"You can know someone better in a moment of honesty than you ever will in a lifetime of lies."
To begin with, I'd like to apologize for missing last month. I don't know if anyone noticed I didn't submit an article, but I'd like to think that SOMEONE missed me. My life has been hectic to say the least. I've gone through more turmoil in this past month than I experienced in the past year put together. Because of all this junk, I'm going to keep this short, but I did want to update you.
About a month ago, my mom announced that she would be moving to Kentucky to marry an Internet love and a country recording artist none the less. In my senior year of high school, there was no way I'd leave to go to another state. So my mom has recently left for Internet country love, and I'm left here in Michigan on my own. It was really great that mom gave me two weeks notice.
I'm doing okay, but things have been rough to say the least. It's hard when all of the sudden someone you've always been able to depend is suddenly not there. Do me a favor and show those who care for you that you love them. You really don't know when they'll be gone.
Secondly, the whole B.T. situation has exploded in my face. The one person I thought I could love has used me for the last time. He ran away from home, and I went out on a limb to help him. When the house of cards came tumbling down, he used me as the cushion. His parents are unfairly blaming me, and I've been lucky that I've escaped serious trouble.
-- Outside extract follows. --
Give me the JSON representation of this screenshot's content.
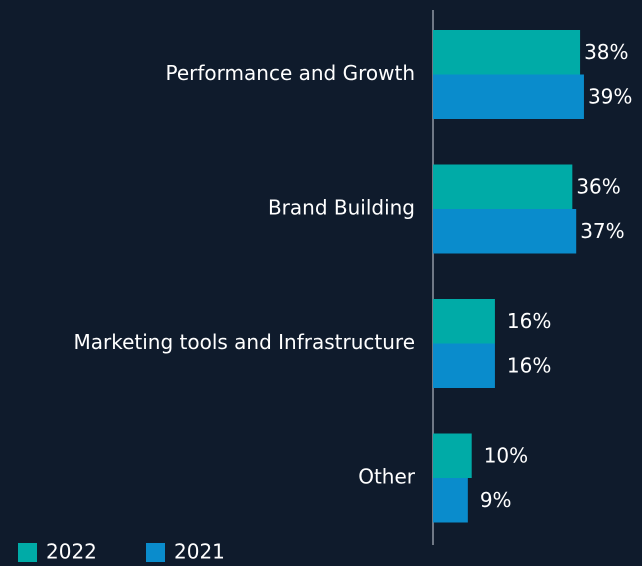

But I know when it's time to let go. I haven't seen B.T. in over a month... haven't even talked to him... and I don't plan to anytime soon.
Now for the big event of the past month. A close friend of mine, a Kindred Spirit came to me first hour, pulled me aside and shared with me some news that would irreversibly alter my life. "A friend of yours has betrayed your trust," were the first words out of his mouth that morning. It seems that the Betrayer, someone who I once considered a friend, thought it would be fun to hack into my email account. Suffice to say, he found out some very interesting things about me. By the time Kindred Spirit came to me, six other people knew that "I like both boys and girls." I had been outed.
At first, the panic shot through me like nothing I had ever felt before. My mind reeled on what could possibly happen as the information spread through my small town school. I am positive that I completed no work that day. But Kindred Spirit was there for me. Let me say first off, he's straight and has a girlfriend that he very much cares about, but he's very open.
"This is really unfair to you," he said. "You would have let people know... you would have let me know when you were ready. This takes the power out of your hands, but I want you to know that I'll be here for you."
I've known him for years, but the compassion and strength he displayed surprised me. Why hadn't I opened up to this friend a long time ago. But everything has worked out for a reason.
As Kindred Spirit and I run around doing "damage control" trying as best we could to quench rumors about me. Regardless of what happens from here, it's nice to know that someone understands me. It's great to know that even when the house of cards is tumbling down around you, there's a friend to hold you up.